Months of organization culminated in a huge Ballentine reunion held July 23 to 26. From a 9-week-old baby to an 82-year-old man; from as far away as Hong Kong to as close as the camp itself, 83 family members (including "outlaws") traveled back to where it all began to celebrate.
The four-day soiree included a welcome picnic, golf and fishing tournaments, baseball and volleyball games, poker, boating, burying a time capsule, and a family dinner at the Alexandria Golf Club.
"I think it's exciting that we could get this many people together," Mary said at the picnic the first day. "This land is the key in bringing us together."
"This is the first time I've seen everybody in one place at the same time," Jim Wirth agreed. "It's the first time we've all, or at least as many as possible, have been together. Everybody who could come did."
There was only one thing missing from the reunion - a Ballentine.
"No one has the last name of Ballentine any more," Mary lamented. "That's the sad part."
And so it goes
Although the name hasn't carried on, Camp Ballentine has, and will continue to do so. Written into the deed of each plat is the agreement that if an owner chooses to sell, it has to be sold to a family member.
"There is so much interest within the family for this land that I don't think it will ever leave the family," Mary said.

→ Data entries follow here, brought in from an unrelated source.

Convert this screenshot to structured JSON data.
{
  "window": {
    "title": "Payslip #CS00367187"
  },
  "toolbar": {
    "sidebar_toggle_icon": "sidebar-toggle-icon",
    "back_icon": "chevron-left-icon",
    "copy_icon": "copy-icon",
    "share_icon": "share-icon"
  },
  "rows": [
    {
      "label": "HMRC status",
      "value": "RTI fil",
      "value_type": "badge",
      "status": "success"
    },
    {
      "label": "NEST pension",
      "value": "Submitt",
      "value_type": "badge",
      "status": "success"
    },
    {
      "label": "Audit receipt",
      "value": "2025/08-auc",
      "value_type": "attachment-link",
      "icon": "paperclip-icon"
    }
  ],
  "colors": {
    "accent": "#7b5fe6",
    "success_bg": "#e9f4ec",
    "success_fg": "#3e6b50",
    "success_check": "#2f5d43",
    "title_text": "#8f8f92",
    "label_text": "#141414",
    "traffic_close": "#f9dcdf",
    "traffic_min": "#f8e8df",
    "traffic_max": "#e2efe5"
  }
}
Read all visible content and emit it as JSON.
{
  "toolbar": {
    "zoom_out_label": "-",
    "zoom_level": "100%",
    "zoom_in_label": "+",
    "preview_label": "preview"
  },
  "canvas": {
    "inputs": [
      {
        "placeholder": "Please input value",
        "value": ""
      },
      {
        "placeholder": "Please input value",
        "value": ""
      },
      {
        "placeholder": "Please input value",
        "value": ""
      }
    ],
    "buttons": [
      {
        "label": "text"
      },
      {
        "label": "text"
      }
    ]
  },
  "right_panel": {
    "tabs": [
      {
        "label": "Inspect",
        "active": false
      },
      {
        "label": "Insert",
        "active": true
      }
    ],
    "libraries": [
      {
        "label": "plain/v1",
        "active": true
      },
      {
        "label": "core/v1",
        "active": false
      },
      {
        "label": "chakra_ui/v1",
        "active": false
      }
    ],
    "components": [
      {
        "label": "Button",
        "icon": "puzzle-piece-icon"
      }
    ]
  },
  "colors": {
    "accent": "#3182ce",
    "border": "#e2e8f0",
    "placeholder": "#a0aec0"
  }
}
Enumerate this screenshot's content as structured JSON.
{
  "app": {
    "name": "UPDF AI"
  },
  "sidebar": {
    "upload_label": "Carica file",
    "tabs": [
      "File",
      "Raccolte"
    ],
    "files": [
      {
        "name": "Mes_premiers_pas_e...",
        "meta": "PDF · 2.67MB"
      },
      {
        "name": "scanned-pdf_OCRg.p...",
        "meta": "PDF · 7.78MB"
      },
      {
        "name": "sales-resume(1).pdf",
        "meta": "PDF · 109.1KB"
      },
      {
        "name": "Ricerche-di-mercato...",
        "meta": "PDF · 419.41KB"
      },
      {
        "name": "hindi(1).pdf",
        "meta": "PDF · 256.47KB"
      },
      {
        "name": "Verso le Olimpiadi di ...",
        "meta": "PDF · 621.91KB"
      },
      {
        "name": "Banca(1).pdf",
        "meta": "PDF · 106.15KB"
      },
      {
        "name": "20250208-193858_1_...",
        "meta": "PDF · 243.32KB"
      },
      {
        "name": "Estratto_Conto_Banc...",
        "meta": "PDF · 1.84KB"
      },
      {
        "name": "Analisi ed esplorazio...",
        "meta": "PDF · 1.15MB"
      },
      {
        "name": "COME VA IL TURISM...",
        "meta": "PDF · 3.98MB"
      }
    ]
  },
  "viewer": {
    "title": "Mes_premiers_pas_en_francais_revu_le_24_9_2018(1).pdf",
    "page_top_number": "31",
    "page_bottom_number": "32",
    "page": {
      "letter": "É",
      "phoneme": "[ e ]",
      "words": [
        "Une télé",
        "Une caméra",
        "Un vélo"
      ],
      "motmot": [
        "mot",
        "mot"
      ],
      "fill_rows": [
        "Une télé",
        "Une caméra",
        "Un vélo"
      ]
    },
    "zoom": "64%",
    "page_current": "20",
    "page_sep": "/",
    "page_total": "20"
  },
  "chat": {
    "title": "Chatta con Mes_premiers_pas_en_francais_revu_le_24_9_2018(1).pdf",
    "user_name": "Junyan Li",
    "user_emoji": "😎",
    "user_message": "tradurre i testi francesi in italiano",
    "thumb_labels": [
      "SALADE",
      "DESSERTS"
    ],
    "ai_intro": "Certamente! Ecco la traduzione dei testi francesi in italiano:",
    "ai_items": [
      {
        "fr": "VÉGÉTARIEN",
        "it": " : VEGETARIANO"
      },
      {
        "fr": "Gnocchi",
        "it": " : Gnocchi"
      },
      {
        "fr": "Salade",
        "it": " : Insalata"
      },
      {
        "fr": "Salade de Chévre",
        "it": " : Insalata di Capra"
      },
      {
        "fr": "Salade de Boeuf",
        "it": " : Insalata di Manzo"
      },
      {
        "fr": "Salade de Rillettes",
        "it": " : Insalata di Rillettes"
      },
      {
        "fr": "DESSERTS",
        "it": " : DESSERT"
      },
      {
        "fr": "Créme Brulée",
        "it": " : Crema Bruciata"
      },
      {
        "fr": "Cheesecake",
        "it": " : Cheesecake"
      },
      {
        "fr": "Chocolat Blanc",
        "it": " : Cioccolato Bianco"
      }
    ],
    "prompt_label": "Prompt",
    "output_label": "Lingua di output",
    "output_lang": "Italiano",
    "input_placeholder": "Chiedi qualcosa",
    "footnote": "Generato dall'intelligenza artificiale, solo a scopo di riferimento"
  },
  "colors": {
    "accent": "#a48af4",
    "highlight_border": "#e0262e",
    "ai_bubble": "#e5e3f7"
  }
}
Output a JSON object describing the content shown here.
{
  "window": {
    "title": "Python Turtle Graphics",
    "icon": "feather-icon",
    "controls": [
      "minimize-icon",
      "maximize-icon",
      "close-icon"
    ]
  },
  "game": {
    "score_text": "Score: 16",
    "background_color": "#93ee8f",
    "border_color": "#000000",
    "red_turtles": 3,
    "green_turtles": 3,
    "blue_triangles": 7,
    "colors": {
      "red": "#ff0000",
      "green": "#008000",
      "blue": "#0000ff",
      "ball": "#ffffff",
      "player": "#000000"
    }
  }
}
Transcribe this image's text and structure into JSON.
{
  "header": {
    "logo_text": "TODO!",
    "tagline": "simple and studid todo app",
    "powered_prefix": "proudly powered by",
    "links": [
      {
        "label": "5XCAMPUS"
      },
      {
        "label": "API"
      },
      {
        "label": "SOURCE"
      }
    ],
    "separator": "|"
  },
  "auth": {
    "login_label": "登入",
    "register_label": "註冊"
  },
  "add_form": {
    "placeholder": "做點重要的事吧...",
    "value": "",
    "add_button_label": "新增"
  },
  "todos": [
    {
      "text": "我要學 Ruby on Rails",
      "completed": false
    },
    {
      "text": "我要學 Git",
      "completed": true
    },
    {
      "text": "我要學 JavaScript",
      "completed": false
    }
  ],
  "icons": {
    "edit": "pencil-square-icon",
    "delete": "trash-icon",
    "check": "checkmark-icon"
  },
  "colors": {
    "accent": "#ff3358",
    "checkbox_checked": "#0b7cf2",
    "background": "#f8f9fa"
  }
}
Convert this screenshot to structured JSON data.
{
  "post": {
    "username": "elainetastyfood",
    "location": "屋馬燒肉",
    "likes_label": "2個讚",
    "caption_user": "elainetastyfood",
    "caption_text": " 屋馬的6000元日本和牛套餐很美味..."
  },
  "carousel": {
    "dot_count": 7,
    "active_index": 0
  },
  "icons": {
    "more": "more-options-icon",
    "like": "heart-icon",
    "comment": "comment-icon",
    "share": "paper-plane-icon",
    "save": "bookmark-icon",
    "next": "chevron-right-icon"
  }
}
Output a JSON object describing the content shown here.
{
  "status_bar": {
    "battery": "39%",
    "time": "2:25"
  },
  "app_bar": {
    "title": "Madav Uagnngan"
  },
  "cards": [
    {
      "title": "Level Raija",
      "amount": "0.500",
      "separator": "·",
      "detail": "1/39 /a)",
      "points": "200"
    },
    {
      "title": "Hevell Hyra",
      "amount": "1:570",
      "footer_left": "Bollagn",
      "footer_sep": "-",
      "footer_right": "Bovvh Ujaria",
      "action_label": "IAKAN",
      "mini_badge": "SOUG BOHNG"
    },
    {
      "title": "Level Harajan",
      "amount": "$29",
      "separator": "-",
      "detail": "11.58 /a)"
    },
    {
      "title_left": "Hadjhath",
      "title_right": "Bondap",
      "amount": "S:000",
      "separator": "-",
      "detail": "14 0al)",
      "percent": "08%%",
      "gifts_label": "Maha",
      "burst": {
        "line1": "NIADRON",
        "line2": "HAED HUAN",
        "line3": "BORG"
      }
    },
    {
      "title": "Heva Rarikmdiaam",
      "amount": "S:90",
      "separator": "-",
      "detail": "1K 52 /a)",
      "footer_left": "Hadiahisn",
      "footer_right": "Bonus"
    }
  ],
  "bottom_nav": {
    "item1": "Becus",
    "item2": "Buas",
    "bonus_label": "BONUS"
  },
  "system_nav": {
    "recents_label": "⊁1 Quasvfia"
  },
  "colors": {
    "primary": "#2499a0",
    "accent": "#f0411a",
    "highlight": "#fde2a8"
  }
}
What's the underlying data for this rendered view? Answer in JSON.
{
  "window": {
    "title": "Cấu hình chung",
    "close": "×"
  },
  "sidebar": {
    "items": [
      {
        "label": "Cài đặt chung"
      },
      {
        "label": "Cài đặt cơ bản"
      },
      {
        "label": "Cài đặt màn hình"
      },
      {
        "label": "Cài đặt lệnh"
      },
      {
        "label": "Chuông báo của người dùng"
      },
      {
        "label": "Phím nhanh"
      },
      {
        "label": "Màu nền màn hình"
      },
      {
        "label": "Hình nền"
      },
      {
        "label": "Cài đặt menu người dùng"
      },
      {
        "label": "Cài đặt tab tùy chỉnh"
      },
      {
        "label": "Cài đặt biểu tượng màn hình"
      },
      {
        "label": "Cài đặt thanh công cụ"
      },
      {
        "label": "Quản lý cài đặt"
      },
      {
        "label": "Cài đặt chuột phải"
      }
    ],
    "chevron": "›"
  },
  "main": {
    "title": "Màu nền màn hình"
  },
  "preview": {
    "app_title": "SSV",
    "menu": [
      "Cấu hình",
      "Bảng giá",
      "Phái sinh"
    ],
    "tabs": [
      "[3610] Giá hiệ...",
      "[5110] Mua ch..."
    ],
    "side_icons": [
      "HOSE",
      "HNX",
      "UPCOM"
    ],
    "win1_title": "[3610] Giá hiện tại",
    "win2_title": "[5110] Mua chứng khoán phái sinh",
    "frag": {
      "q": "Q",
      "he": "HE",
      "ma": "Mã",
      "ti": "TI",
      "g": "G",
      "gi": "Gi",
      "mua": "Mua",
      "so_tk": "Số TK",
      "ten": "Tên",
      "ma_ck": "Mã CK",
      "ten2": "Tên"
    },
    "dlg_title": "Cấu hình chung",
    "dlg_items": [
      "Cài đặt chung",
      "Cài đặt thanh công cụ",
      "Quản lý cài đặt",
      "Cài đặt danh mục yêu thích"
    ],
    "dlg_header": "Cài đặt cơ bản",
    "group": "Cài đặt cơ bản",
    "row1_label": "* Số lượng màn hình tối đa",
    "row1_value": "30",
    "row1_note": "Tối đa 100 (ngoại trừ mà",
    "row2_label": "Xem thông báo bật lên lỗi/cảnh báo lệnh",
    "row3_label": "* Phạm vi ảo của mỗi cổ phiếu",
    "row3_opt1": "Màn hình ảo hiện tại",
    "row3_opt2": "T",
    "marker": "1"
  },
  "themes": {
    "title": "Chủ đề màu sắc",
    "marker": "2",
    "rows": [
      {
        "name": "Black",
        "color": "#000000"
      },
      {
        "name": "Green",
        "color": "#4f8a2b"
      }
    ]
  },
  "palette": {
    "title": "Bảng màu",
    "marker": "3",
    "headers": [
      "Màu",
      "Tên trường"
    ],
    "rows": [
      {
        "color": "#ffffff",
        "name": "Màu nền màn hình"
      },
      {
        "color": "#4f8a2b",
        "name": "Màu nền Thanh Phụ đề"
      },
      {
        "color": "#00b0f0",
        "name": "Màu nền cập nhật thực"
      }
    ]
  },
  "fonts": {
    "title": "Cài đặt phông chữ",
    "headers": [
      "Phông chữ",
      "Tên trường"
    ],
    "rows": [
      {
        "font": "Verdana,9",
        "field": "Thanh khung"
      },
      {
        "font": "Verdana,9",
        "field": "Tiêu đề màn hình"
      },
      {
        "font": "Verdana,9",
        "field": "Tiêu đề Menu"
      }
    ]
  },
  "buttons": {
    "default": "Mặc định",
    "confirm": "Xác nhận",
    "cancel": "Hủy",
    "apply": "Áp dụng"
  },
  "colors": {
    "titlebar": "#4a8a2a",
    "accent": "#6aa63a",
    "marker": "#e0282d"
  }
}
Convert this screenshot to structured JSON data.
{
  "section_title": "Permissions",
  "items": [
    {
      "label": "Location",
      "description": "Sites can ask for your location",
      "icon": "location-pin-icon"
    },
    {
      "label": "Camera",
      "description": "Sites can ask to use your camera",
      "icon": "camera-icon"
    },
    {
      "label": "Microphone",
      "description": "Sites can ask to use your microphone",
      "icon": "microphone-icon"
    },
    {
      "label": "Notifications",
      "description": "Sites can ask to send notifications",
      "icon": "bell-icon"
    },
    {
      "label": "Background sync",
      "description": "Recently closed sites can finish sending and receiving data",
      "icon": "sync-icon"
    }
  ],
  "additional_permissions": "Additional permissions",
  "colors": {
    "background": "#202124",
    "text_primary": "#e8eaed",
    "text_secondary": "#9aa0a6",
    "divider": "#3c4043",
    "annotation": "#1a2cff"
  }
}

Tyler Wirth, who is "picking up the banner" for his generation, agrees.
"It needs to go on," he insisted.
And so it will.
Last week at the place that is so close to their hearts, the Camp Ballentiners all gathered together to celebrate. Some of them played together as children. Some have known each other for years. And others just met for the first time. But they all have common ground - and it's on Lake Darling.
They clasped their hands together, bowed their heads in thanks, and formed a circle - a circle that started a century ago.